BMP and Wnt signaling pathways are essentially independent signaling pathways, which are able to function individually. However, they tend to regulate similar biological processes in the same tissues and cells, leading to functional interactions. As we reviewed in the first part, there are essentially four different modes in which these functional interactions between Wnt and BMP signaling happen at the tissue and cellular level (Fig. 3). In the second part, we reviewed the various molecular mechanisms that have evolved to mediate these functional interactions and integrate BMP and Wnt signaling at the level of the protein components of these signaling pathways (Fig. 4). One of the purposes of this review is to highlight and emphasize the fact that cross-interactions of BMP and Wnt signaling may occur at various levels in the cascade, and that the consequence/outcome can vary depending on cell types, developmental stage, or even the particular target gene. This complexity of interactions between BMP and Wnt signaling should not be perceived as a distracting complication, but should be recognized as a necessary and powerful mechanism for conferring diverse functions to various tissues and for creating the magnificently sophisticated structure of our bodies.

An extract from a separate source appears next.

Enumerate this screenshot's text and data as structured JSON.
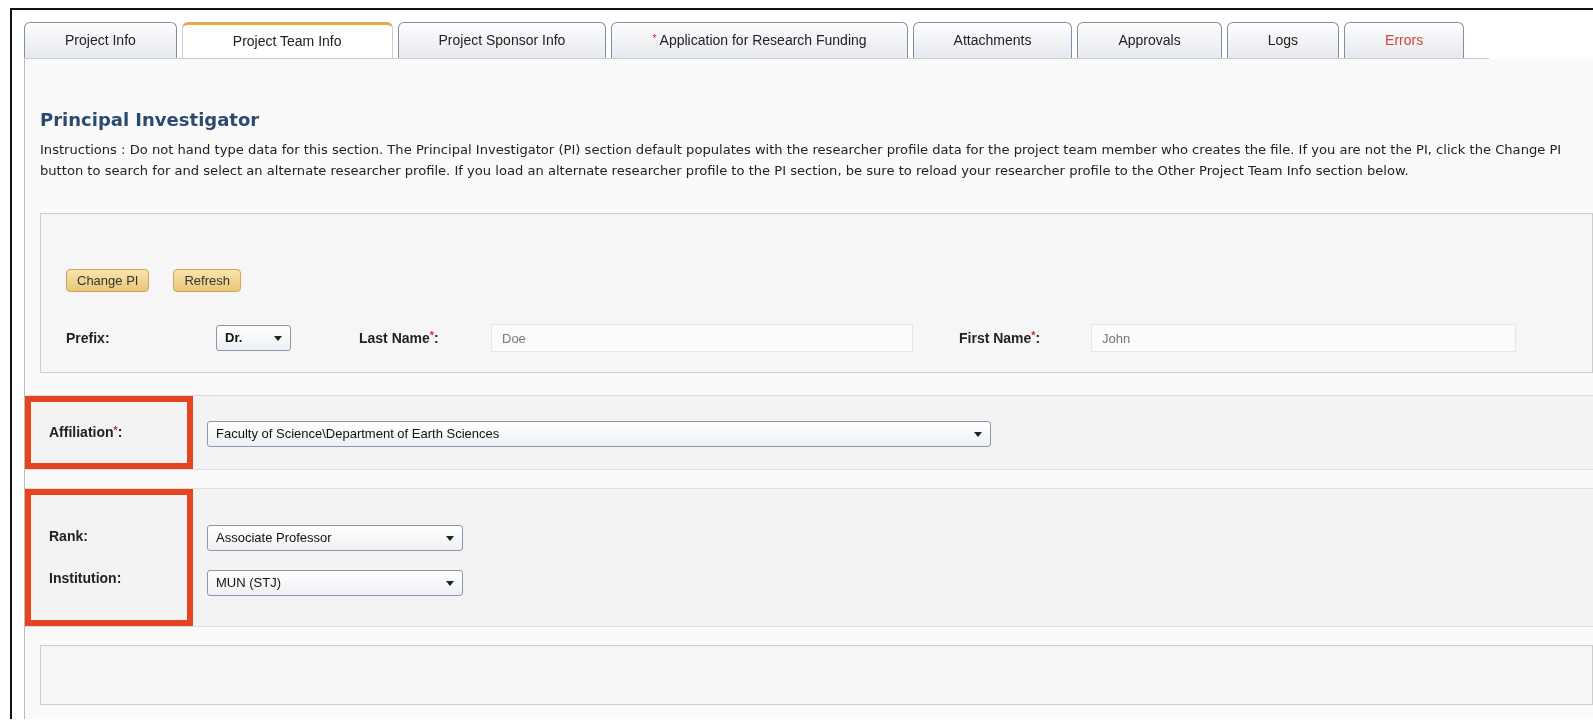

While the crosstalk between BMP and Wnt signaling is perhaps the most prominent and obvious example for combinatorial signaling in embryonic development and regulation of stem cells, interaction between Wnt signaling and other signaling pathways is perhaps a general feature of the role of Wnt signaling in biology. As suggested by Martinez-Arias and colleagues, the role of Wnt signaling in some contexts may be, at least in part, to stabilize transcriptional events caused by other mechanisms and to eliminate unwanted transcriptional activities (“filtering noise”), rather than playing an instructive role by itself (Arias and Hayward,2006). This suggests that regulators of the Wnt pathway (including the pathway components themselves) carefully monitor cellular activities and functions as a watchdog. In turn, the Wnt pathway may be readily influenced by the biological events taking place in the cell, and hence the pathway activity is susceptible to that of other signal transduction pathways. The challenge for future research will be to discover these combinatorial mechanisms to understand the full contribution of Wnt signaling to regulation of cell behavior and differentiation. Combinatorial signaling mechanisms will therefore prove to be at least as important for developmental biology as the well-studied linear signal transduction pathways, even if—or maybe exactly because—they are cell type-specific.